While running the bike trail was lonesome, once we got into Albany around mile 20 things became treacherous. For about 2 miles we ran on the shoulder of a major 4 lane artery, and I was tired and woozy and afraid that if I were to trip I’d immediately be hit by a car. I began working to pass people just so that I had something to keep my mind sharp and my head up. I told one man as I ran abreast of him: “You’re really hard to catch,” and I meant it. He laughed and said, “No one’s ever said that to me before.”

At mile 22 we ran back onto a bike trail. I rounded a bend and saw J stretching against a tree. I shrieked in joy and relief. J ran that last 4 miles with me, talking to me about minutiae and encouraging me to keep going.

I finished in 5:02, which is not a PR and it’s not under 5, but good gravy this race was harder and more painful than my first. J, a talented pep-talker, kept me from walking the entire last couple miles. I was probably ugly and rude to her the whole time and still she pressed on. “You want to try to pick it up?” she’d ask. “Shut the hell up,” I’d respond.

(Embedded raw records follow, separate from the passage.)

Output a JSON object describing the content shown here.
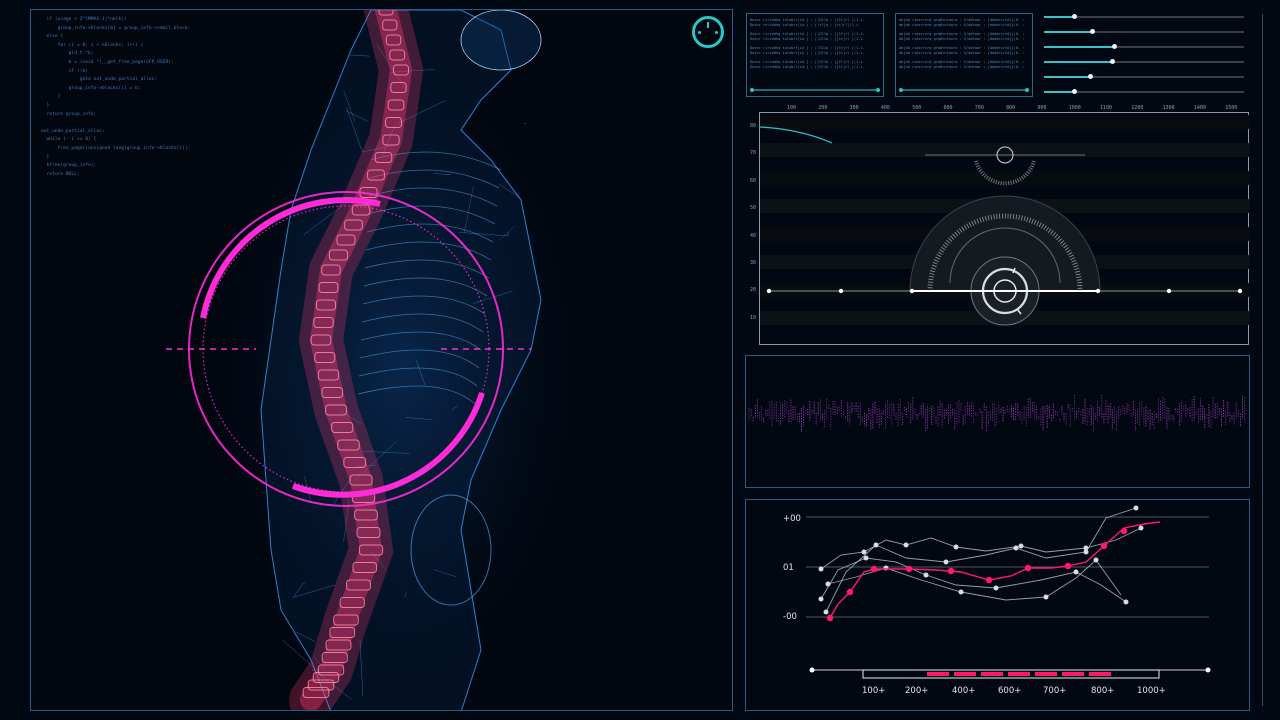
{
  "code_lines": [
    "  if (usage < 2^(MMAX-1)*nblk))",
    "      group_info->blocks[0] = group_info->small_block;",
    "  else {",
    "      for (i = 0; i < nblocks; i++) {",
    "          gid_t *b;",
    "          b = (void *)__get_free_page(GFP_USER);",
    "          if (!b)",
    "              goto out_undo_partial_alloc;",
    "          group_info->blocks[i] = b;",
    "      }",
    "  }",
    "  return group_info;",
    "",
    "out_undo_partial_alloc:",
    "  while (--i >= 0) {",
    "      free_page((unsigned long)group_info->blocks[i]);",
    "  }",
    "  kfree(group_info);",
    "  return NULL;"
  ],
  "log_box_1": [
    "Dosnr ririddhq tulobrr[id ] ; [(CEJq ; [[tt]rl [(1-i-",
    "Dosnr rnriddhq tulobrr[id ] ; [(tl]q ; [tt]rl[(1-i-",
    "Dosnr ririddhq tulobrr[id ] ; [(CEJq ; [[tt]rl [(1-i-",
    "Dosnr ririddhq tulobrr[id ] ; [(CEJq ; [[tt]rl [(1-i-",
    "Dosnr ririddhq tulobrr[id ] ; [(CEJq ; [[tt]rl [(1-i-",
    "Dosnr ririddhq tulobrr[id ] ; [(CEJq ; [[tt]rl [(1-i-",
    "Dosnr ririddhq tulobrr[id ] ; [(CEJq ; [[tt]rl [(1-i-",
    "Dosnr ririddhq tulobrr[id ] ; [(CEJq ; [[tt]rl [(1-i-"
  ],
  "log_box_2": [
    "ab[dd riasrrnrq grq0rntanra : S/ddtaar : [ddddrirtd}}(0-  :",
    "ab[dd riasrrnrq grq0rntanra : S/ddtaar : [ddddrirtd}}(0-  :",
    "ab[dd riasrrnrq grq0rntanra : S/ddtaar : [ddddrirtd}}(0-  :",
    "ab[dd riasrrnrq grq0rntanra : S/ddtaar : [ddddrirtd}}(0-  :",
    "ab[dd riasrrnrq grq0rntanra : S/ddtaar : [ddddrirtd}}(0-  :",
    "ab[dd riasrrnrq grq0rntanra : S/ddtaar : [ddddrirtd}}(0-  :",
    "ab[dd riasrrnrq grq0rntanra : S/ddtaar : [ddddrirtd}}(0-  :",
    "ab[dd riasrrnrq grq0rntanra : S/ddtaar : [ddddrirtd}}(0-  :"
  ],
  "sliders": [
    0.15,
    0.24,
    0.35,
    0.34,
    0.23,
    0.15
  ],
  "radar": {
    "x_ticks": [
      "100",
      "200",
      "300",
      "400",
      "500",
      "600",
      "700",
      "800",
      "900",
      "1000",
      "1100",
      "1200",
      "1300",
      "1400",
      "1500"
    ],
    "y_ticks": [
      "80",
      "70",
      "60",
      "50",
      "40",
      "30",
      "20",
      "10"
    ]
  },
  "graph": {
    "y_labels": [
      "+00",
      "01",
      "-00"
    ],
    "x_labels": [
      "100+",
      "200+",
      "400+",
      "600+",
      "700+",
      "800+",
      "1000+"
    ]
  },
  "colors": {
    "accent": "#27c7c8",
    "spine": "#ff3b78",
    "skeleton": "#3aa0ff",
    "ring": "#ff2ad8",
    "series_highlight": "#ff1a6a",
    "series_gray": "#bfc6cc"
  }
}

The only thing that got me to the end was thinking about how I’ll never ever do it again.

*sigh* I always reassure myself with this promise–and I always somehow talk myself into marathoning again.

Today I feel like someone took a baseball bat to my kneecaps, and I have horrible shin splints. I can “act natural” if I’m walking, but stairs are near-impossible, and to get up or sit down is extremely hard.

As long as I live next door to D, though, I imagine I’ll continue this torture, especially as her saga to qualify for Boston continues.